White House press secretary Sean Spicer said there was no collusion between Paul Manafort, Trump’s former campaign manager, and Russian operatives. Spicer said the accusation is “ridiculous.” Moreover, there are signals of wrong doing by Trump’s former campaign advisor’s Roger Stone, Carter Page, Michael Flynn, and Corey Lewandowski.
As the vise tightens on the Trump campaign's contacts with Russian operatives, the White House is trying to minimize the roles of key campaign aides who are likely to be implicated.
1. White House press secretary Sean Spicer now says Paul Manafort “played a very limited role for a very limited period of time.” But Manafort was Trump campaign chairman for months. In fact, it's widely believed that Manafort was the de facto campaign manager between April and June, just before the FBI began its investigation into possible collusion between the Trump campaign and Russian operatives.
2. Spicer dismisses longtime Trump adviser Roger Stone as one of the “hangers-on.” But Trump’s relationship with Stone dates back decades, and Stone is widely still considered a Trump associate. In fact, Stone told the National Review on Monday that he still advises Trump. “I prefer to communicate with the president through short, pithy memos, as I have for 39 years,” he said.
3. After Carter Page’s contacts with Russia came under investigation, Trump campaign spokesman Jason Miller insisted that Page “has made no contribution to the campaign,” and Kellyanne Conway said he was “certainly not part of the campaign that I'm running.” Trump said in February that Page “was a very low-level member of I think a committee for a short period of time.”

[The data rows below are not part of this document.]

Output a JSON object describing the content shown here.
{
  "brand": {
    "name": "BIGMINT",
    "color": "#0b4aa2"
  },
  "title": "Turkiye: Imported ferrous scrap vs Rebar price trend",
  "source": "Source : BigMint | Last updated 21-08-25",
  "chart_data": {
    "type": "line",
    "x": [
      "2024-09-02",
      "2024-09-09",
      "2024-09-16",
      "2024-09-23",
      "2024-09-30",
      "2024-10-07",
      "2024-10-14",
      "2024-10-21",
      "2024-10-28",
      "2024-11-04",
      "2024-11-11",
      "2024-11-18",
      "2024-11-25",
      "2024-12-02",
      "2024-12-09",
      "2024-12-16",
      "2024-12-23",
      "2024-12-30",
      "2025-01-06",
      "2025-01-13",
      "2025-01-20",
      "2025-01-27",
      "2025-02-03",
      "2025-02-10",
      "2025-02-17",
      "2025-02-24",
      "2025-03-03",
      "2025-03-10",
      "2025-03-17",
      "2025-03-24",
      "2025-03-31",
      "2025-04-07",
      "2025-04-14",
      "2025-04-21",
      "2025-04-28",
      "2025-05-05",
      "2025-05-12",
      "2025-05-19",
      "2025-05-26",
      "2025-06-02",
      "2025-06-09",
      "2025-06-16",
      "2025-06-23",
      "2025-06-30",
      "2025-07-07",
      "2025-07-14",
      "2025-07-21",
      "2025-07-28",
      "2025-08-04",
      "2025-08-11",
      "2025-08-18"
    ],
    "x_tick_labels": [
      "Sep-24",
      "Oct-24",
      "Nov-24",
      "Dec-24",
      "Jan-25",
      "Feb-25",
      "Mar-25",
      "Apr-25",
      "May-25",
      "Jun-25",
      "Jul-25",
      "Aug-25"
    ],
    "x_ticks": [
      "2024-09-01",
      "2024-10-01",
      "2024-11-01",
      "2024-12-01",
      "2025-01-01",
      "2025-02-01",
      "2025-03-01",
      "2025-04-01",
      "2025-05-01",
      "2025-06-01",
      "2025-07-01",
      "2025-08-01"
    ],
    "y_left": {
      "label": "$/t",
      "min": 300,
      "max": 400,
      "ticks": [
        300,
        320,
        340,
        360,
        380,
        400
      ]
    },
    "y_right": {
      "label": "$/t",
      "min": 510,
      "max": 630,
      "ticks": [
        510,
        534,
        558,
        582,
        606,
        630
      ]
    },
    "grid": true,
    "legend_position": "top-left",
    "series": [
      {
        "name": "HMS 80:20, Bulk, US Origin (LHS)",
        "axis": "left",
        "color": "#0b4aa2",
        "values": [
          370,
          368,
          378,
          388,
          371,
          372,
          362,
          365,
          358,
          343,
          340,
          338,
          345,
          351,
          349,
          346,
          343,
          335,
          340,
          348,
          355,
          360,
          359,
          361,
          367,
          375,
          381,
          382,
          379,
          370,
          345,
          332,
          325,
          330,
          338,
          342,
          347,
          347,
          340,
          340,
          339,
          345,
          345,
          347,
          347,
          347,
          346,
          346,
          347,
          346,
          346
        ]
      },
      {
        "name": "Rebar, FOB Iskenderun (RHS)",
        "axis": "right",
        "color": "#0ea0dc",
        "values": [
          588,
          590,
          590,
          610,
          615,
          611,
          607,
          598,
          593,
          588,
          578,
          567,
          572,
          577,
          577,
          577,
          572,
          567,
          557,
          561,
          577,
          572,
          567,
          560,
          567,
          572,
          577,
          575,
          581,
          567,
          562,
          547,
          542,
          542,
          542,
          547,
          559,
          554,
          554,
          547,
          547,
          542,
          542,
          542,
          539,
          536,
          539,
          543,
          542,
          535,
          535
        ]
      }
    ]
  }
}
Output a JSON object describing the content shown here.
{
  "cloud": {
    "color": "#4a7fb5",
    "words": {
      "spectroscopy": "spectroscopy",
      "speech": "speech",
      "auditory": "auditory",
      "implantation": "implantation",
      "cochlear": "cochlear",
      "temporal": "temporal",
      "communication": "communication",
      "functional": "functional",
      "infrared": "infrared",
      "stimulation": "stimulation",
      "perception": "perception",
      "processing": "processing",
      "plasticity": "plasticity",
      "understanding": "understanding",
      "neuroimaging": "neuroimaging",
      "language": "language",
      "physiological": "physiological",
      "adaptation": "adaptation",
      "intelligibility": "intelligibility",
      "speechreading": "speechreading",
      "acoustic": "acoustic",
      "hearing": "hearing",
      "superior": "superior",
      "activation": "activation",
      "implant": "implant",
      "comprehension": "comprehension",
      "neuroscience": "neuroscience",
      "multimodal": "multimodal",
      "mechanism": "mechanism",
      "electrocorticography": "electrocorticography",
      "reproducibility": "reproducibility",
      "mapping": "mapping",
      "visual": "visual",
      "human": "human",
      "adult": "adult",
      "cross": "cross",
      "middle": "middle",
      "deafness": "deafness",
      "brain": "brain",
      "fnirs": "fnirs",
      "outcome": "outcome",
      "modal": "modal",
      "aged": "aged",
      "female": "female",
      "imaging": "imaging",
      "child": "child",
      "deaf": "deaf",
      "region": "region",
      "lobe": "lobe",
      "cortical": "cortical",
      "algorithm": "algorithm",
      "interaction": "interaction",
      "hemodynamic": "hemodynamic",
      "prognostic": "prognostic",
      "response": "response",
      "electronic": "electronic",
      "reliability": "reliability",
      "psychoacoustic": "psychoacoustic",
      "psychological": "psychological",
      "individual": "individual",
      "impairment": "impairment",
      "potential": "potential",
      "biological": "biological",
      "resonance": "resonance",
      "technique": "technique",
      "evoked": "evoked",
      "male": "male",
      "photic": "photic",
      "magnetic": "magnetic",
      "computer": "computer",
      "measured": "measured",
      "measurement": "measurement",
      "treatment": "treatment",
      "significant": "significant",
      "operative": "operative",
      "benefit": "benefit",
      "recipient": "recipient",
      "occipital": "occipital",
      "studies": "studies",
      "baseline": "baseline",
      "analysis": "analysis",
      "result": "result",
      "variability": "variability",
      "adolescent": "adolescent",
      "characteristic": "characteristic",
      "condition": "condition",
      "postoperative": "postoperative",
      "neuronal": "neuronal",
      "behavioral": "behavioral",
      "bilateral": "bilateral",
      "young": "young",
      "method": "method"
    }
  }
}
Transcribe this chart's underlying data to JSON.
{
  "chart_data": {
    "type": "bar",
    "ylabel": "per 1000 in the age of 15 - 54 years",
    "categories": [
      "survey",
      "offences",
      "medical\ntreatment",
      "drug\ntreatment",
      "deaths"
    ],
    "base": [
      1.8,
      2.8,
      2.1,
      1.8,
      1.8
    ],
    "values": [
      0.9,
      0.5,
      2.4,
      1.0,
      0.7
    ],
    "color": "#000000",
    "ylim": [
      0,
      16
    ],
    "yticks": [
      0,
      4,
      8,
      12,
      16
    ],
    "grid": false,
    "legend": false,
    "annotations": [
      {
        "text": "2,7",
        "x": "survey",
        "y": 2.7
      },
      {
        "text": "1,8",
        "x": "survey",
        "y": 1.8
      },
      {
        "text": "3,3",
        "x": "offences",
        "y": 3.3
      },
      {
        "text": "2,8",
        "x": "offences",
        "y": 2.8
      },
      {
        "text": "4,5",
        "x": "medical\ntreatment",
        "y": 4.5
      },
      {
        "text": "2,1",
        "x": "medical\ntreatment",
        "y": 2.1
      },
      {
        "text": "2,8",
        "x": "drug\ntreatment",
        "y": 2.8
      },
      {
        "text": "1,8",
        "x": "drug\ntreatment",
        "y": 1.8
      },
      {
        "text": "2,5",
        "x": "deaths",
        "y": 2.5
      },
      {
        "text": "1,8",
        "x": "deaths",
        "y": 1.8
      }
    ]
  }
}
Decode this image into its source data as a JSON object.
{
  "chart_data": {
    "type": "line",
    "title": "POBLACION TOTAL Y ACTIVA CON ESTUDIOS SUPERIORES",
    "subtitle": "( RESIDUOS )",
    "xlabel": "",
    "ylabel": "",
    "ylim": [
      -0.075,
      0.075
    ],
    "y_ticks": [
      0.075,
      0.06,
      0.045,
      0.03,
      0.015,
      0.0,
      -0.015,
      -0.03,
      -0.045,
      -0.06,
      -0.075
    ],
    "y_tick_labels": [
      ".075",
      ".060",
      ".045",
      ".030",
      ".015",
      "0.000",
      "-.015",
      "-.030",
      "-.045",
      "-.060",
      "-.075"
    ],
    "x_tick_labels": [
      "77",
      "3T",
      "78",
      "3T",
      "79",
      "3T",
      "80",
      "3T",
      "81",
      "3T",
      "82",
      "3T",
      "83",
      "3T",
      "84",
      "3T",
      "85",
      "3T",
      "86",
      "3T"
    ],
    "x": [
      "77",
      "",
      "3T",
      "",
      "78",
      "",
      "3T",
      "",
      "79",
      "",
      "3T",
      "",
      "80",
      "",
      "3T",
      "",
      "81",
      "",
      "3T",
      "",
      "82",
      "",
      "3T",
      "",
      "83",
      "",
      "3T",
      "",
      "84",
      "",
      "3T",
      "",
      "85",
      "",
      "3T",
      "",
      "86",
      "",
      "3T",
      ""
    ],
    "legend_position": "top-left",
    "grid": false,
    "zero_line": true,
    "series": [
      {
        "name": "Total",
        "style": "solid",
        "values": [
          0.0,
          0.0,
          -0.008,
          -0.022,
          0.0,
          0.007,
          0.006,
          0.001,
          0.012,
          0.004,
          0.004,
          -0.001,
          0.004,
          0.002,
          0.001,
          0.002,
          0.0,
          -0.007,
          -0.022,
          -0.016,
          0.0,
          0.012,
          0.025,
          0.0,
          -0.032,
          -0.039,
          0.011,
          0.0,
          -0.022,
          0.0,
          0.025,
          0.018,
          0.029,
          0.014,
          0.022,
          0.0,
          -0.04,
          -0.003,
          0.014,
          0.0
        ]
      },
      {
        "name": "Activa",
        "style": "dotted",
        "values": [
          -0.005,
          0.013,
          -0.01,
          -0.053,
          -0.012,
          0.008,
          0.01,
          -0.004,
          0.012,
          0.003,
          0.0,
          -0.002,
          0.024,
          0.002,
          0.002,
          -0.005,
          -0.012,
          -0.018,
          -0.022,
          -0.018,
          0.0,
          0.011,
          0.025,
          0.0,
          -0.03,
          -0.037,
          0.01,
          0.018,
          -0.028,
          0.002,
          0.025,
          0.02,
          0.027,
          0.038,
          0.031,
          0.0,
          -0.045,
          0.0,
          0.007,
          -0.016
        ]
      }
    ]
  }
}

But Page was named to the Trump foreign policy team in March 2016, and was described as an “informal advisor” as recently as August by Trump spokesman Hope Hicks. In an interview with CNN's Anderson Cooper earlier this month, Page confirmed he wrote policy papers for the campaign.
4. Spicer now characterizes Michael T. Flynn as a “volunteer of the campaign.” But Flynn was there in public with Trump at campaign rallies and was a top surrogate. And then he later became Trump's national security adviser, albeit briefly.
5. After Corey Lewandowski’s run-in with a reporter and some missteps during the primaries, aides assured reporters in April that he was a glorified body man and scheduler serving with the title of campaign manager. Yet the next month he was reportedly tasked with leading the vice-presidential search process. (By June, he was fired.)
Despite the White House's revisionist history, all of them -- Manafort, Stone, Page, Flynn, and Lewandowski -- were intermediaries between Russian operatives and Trump.